Detecting Mental Manipulation in Speech via Synthetic Multi-Speaker Dialogue
Run Chen, Wen Liang, Ziwei Gong, Lin Ai, Julia Hirschberg
TL;DR
This work addresses detecting mental manipulation in spoken dialogue by introducing SpeechMentalManip, a synthetic, voice-consistent audio benchmark derived from a text-based manipulation dataset. It uses a two-phase TTS pipeline to generate multi-speaker conversations and evaluates few-shot audio-language models alongside human annotators to compare text and speech modalities.
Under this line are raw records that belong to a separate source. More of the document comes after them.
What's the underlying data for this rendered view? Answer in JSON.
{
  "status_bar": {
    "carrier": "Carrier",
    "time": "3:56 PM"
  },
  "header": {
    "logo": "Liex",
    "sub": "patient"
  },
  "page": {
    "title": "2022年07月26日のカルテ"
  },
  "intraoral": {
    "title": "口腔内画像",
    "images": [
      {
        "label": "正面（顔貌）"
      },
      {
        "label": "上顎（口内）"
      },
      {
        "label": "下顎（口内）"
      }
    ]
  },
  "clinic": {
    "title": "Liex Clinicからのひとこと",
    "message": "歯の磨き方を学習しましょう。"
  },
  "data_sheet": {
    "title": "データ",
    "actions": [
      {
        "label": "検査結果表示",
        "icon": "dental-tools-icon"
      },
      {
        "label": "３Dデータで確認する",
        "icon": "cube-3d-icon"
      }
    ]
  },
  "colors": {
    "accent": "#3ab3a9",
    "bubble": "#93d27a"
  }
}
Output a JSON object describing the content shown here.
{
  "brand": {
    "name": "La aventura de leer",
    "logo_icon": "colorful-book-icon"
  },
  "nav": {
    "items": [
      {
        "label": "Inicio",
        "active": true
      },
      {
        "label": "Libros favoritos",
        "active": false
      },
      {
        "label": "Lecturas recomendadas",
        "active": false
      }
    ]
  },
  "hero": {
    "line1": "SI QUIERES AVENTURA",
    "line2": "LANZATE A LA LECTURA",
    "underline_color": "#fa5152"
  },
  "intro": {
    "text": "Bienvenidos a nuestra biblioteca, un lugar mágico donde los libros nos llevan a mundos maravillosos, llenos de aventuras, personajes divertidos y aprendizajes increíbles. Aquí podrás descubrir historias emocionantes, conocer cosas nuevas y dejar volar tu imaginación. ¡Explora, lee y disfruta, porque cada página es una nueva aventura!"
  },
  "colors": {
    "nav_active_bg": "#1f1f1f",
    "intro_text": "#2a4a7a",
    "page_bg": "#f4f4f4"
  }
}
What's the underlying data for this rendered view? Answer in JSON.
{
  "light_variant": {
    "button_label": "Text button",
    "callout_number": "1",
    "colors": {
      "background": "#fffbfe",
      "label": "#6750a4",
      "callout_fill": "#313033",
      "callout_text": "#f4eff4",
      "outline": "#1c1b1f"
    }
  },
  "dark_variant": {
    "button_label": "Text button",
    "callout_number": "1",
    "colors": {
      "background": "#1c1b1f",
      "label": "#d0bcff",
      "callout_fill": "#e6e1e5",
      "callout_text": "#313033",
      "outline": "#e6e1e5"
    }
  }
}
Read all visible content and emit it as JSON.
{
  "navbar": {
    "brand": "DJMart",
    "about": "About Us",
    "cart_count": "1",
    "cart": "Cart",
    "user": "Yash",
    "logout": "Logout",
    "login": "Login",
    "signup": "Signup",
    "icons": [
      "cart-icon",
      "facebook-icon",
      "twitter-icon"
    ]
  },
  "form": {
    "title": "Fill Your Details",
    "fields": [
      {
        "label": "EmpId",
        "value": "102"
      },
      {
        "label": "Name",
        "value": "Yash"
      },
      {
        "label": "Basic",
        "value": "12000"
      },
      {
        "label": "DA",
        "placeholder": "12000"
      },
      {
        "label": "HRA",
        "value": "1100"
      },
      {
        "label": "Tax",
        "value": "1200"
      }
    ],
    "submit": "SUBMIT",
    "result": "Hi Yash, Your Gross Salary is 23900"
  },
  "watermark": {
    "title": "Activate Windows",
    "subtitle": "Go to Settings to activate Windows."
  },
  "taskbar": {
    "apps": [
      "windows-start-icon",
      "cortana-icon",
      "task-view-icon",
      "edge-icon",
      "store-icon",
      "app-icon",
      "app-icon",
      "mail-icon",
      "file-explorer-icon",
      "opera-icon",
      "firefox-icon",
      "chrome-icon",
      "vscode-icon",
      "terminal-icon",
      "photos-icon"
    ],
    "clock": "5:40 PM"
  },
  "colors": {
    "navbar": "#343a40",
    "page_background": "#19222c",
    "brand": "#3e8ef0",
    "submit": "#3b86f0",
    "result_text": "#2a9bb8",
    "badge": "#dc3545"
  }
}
Findings show higher precision but notably lower recall in audio-based detection, accompanied by greater annotation ambiguity and lower inter-annotator agreement, highlighting modality-driven challenges. The study emphasizes modality-aware evaluation and safety considerations for multimodal dialogue systems and outlines directions for expanding voice diversity and improving audio-first annotation practices.
Abstract
Mental manipulation, the strategic use of language to covertly influence or exploit others, is a newly emerging task in computational social reasoning. Prior work has focused exclusively on textual conversations, overlooking how manipulative tactics manifest in speech. We present the first study of mental manipulation detection in spoken dialogues, introducing a synthetic multi-speaker benchmark SPEECHMENTALMANIP that augments a text-based dataset with high-quality, voice-consistent Text-to-Speech rendered audio. Using few-shot large audio-language models and human annotation, we evaluate how modality affects detection accuracy and perception. Our results reveal that models exhibit high specificity but markedly lower recall on speech compared to text, suggesting sensitivity to missing acoustic or prosodic cues in training. Human raters show similar uncertainty in the audio setting, underscoring the inherent ambiguity of manipulative speech. Together, these findings highlight the need for modality-aware evaluation and safety alignment in multimodal dialogue systems.